Earth Longzhi, ana bilgisayarda güvenlik ürünlerini devre dışı bırakmak için, gerekli çekirdek nesnelerini değiştirmek için savunmasız bir sürücüyü (RTCore64.sys) kötüye kullanan ‘ProcBurner’ adlı bir araç kullanır.

“ProcBurner, belirli çalışan süreçleri sonlandırmak için tasarlanmıştır,” Raporda Trend Micro’yu açıklıyor.

“Basitçe söylemek gerekirse, savunmasız RTCore64.sys kullanarak çekirdek alanındaki erişim iznini zorla yamalayarak hedef işlemin korumasını değiştirmeye çalışır.”

ProcBurner fonksiyon şeması
ProcBurner fonksiyon şeması (Trend Mikro)

Özellikle, aynı MSI Afterburner sürücüsü BlackByte fidye yazılımı tarafından da kullanılır Binlerce güvenlik korumasını atlamak için onu kötüye kullanan Kendi Savunmasız Sürücünüzü Getirin (BYOVD) saldırılarında.

ProcBurner, çekirdek yama işlemi sürüme bağlı olarak değiştiğinden önce işletim sistemini algılar.

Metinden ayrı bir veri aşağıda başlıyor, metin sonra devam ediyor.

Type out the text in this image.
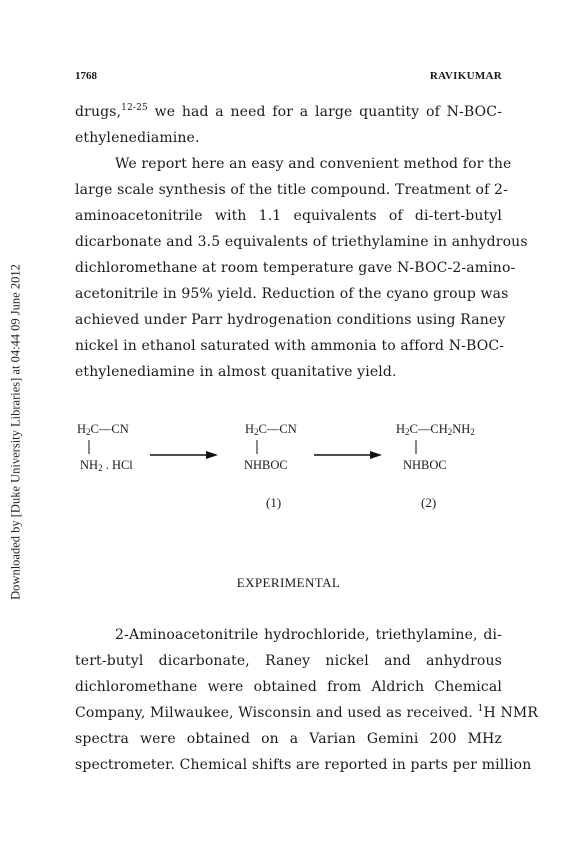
Downloaded by [Duke University Libraries] at 04:44 09 June 2012
1768	RAVIKUMAR
drugs,$^{12-25}$ we had a need for a large quantity of N-BOC-
ethylenediamine.
We report here an easy and convenient method for the
large scale synthesis of the title compound. Treatment of 2-
aminoacetonitrile with 1.1 equivalents of di-tert-butyl
dicarbonate and 3.5 equivalents of triethylamine in anhydrous
dichloromethane at room temperature gave N-BOC-2-amino-
acetonitrile in 95% yield. Reduction of the cyano group was
achieved under Parr hydrogenation conditions using Raney
nickel in ethanol saturated with ammonia to afford N-BOC-
ethylenediamine in almost quanitative yield.
$H_2C—CN$
$NH_2$ . HCl
$H_2C—CN$
NHBOC
(1)
$H_2C—CH_2NH_2$
NHBOC
(2)
EXPERIMENTAL
2-Aminoacetonitrile hydrochloride, triethylamine, di-
tert-butyl dicarbonate, Raney nickel and anhydrous
dichloromethane were obtained from Aldrich Chemical
Company, Milwaukee, Wisconsin and used as received. $^1$H NMR
spectra were obtained on a Varian Gemini 200 MHz
spectrometer. Chemical shifts are reported in parts per million
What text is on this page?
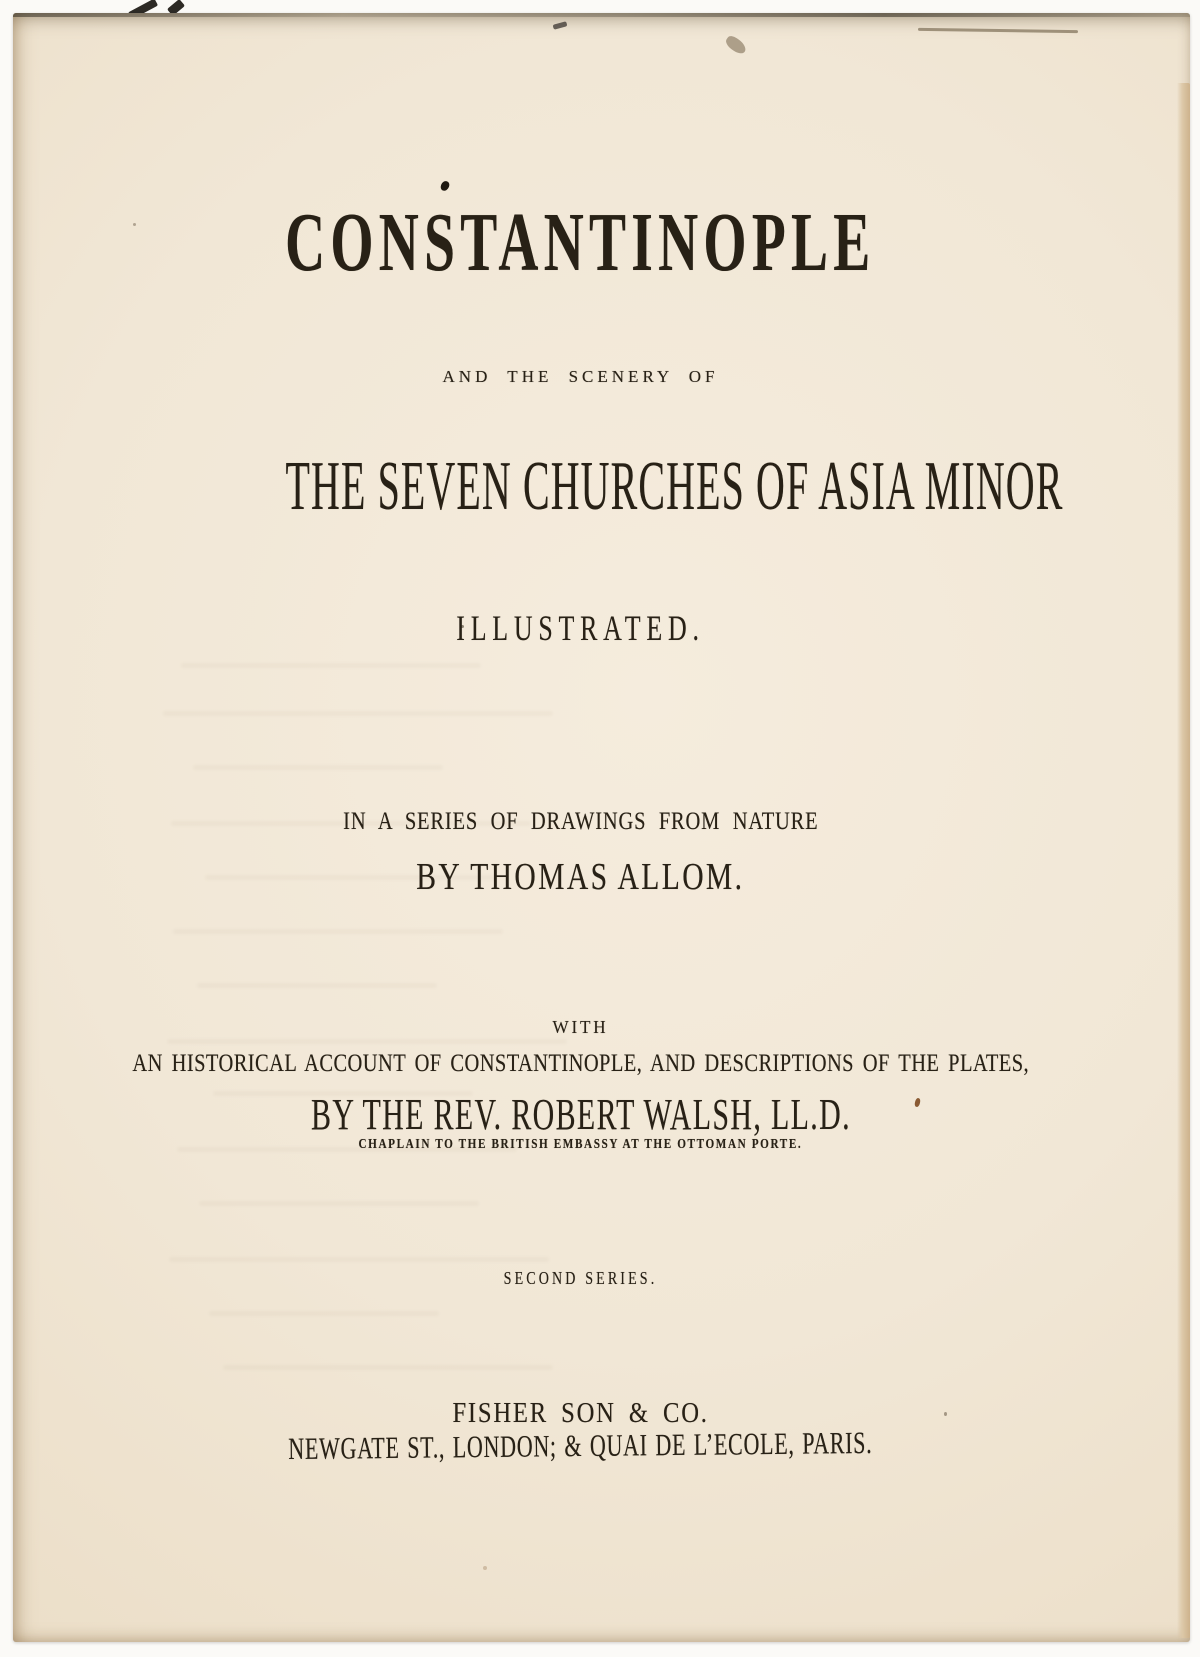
CONSTANTINOPLE
AND THE SCENERY OF
THE SEVEN CHURCHES OF ASIA MINOR
ILLUSTRATED.
IN A SERIES OF DRAWINGS FROM NATURE
BY THOMAS ALLOM.
WITH
AN HISTORICAL ACCOUNT OF CONSTANTINOPLE, AND DESCRIPTIONS OF THE PLATES,
BY THE REV. ROBERT WALSH, LL.D.
CHAPLAIN TO THE BRITISH EMBASSY AT THE OTTOMAN PORTE.
SECOND SERIES.
FISHER SON & CO.
NEWGATE ST., LONDON; & QUAI DE L’ECOLE, PARIS.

Araç aşağıdaki sürümleri destekler:

  • Windows 7 SP1
  • Windows Server 2008 R2 SP1
  • Windows 8.1
  • Windows Server 2012 R2
  • Windows 10 1607, 1809, 20H2, 21H1
  • Windows Sunucu 2018 1809
  • Windows 11 21H2, 22449, 22523, 22557

İkinci bir koruma olumsuzlama aracı olan ‘AVBurner’, güvenlik açığı bulunan sürücüyü, çekirdek geri çağırma rutinini kaldırarak güvenlik ürünlerinin kaydını silmek için kötüye kullanır.

AVBurner fonksiyon şeması
AVBurner fonksiyon şeması (Trend Mikro)

emtia + özel

APT grupları, izlerini gizlemek ve ilişkilendirmeyi zorlaştırmak için emtia kötü amaçlı yazılımlarına ve Kobalt Strike gibi saldırı çerçevelerine giderek daha fazla güveniyor.

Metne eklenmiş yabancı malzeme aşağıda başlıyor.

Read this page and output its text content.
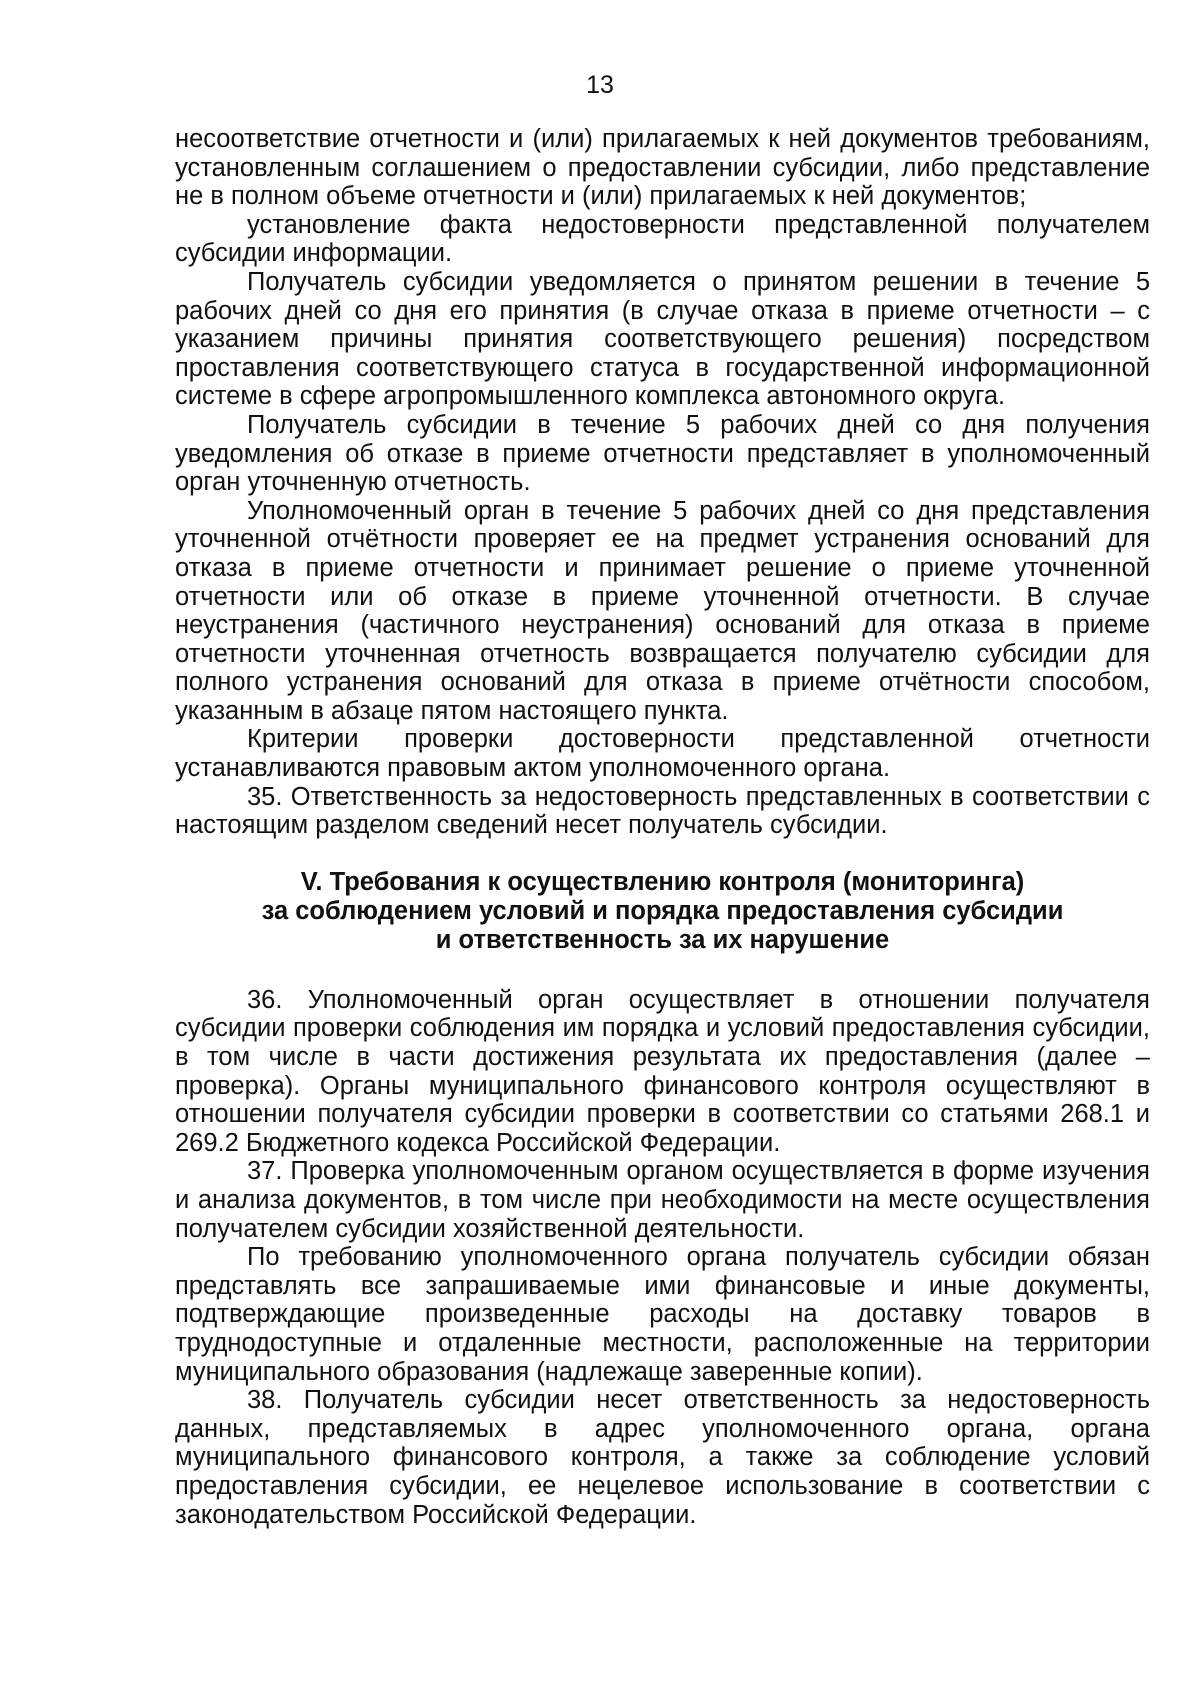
13

несоответствие отчетности и (или) прилагаемых к ней документов требованиям, установленным соглашением о предоставлении субсидии, либо представление не в полном объеме отчетности и (или) прилагаемых к ней документов;

установление факта недостоверности представленной получателем субсидии информации.

Получатель субсидии уведомляется о принятом решении в течение 5 рабочих дней со дня его принятия (в случае отказа в приеме отчетности – с указанием причины принятия соответствующего решения) посредством проставления соответствующего статуса в государственной информационной системе в сфере агропромышленного комплекса автономного округа.

Получатель субсидии в течение 5 рабочих дней со дня получения уведомления об отказе в приеме отчетности представляет в уполномоченный орган уточненную отчетность.

Уполномоченный орган в течение 5 рабочих дней со дня представления уточненной отчётности проверяет ее на предмет устранения оснований для отказа в приеме отчетности и принимает решение о приеме уточненной отчетности или об отказе в приеме уточненной отчетности. В случае неустранения (частичного неустранения) оснований для отказа в приеме отчетности уточненная отчетность возвращается получателю субсидии для полного устранения оснований для отказа в приеме отчётности способом, указанным в абзаце пятом настоящего пункта.

Критерии проверки достоверности представленной отчетности устанавливаются правовым актом уполномоченного органа.

35. Ответственность за недостоверность представленных в соответствии с настоящим разделом сведений несет получатель субсидии.

V. Требования к осуществлению контроля (мониторинга)
за соблюдением условий и порядка предоставления субсидии
и ответственность за их нарушение

36. Уполномоченный орган осуществляет в отношении получателя субсидии проверки соблюдения им порядка и условий предоставления субсидии, в том числе в части достижения результата их предоставления (далее – проверка). Органы муниципального финансового контроля осуществляют в отношении получателя субсидии проверки в соответствии со статьями 268.1 и 269.2 Бюджетного кодекса Российской Федерации.

37. Проверка уполномоченным органом осуществляется в форме изучения и анализа документов, в том числе при необходимости на месте осуществления получателем субсидии хозяйственной деятельности.

По требованию уполномоченного органа получатель субсидии обязан представлять все запрашиваемые ими финансовые и иные документы, подтверждающие произведенные расходы на доставку товаров в труднодоступные и отдаленные местности, расположенные на территории муниципального образования (надлежаще заверенные копии).

38. Получатель субсидии несет ответственность за недостоверность данных, представляемых в адрес уполномоченного органа, органа муниципального финансового контроля, а также за соблюдение условий предоставления субсидии, ее нецелевое использование в соответствии с законодательством Российской Федерации.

Bununla birlikte, sofistike bilgisayar korsanları, gizli yük yüklemesi ve güvenlik yazılımını atlamak için özel araçlar geliştirmeye ve kullanmaya devam ediyor.

Bu taktikleri takip ederek, Earth Longzhi en az 2,5 yıldır tespit edilmemeyi başardı ve bunu takip etti. maruziyet Trend Micro tarafından yeni taktiklere geçmeleri muhtemeldir.

İlgili Mesajlar

Yorum eklemek için giriş yapmalısınız.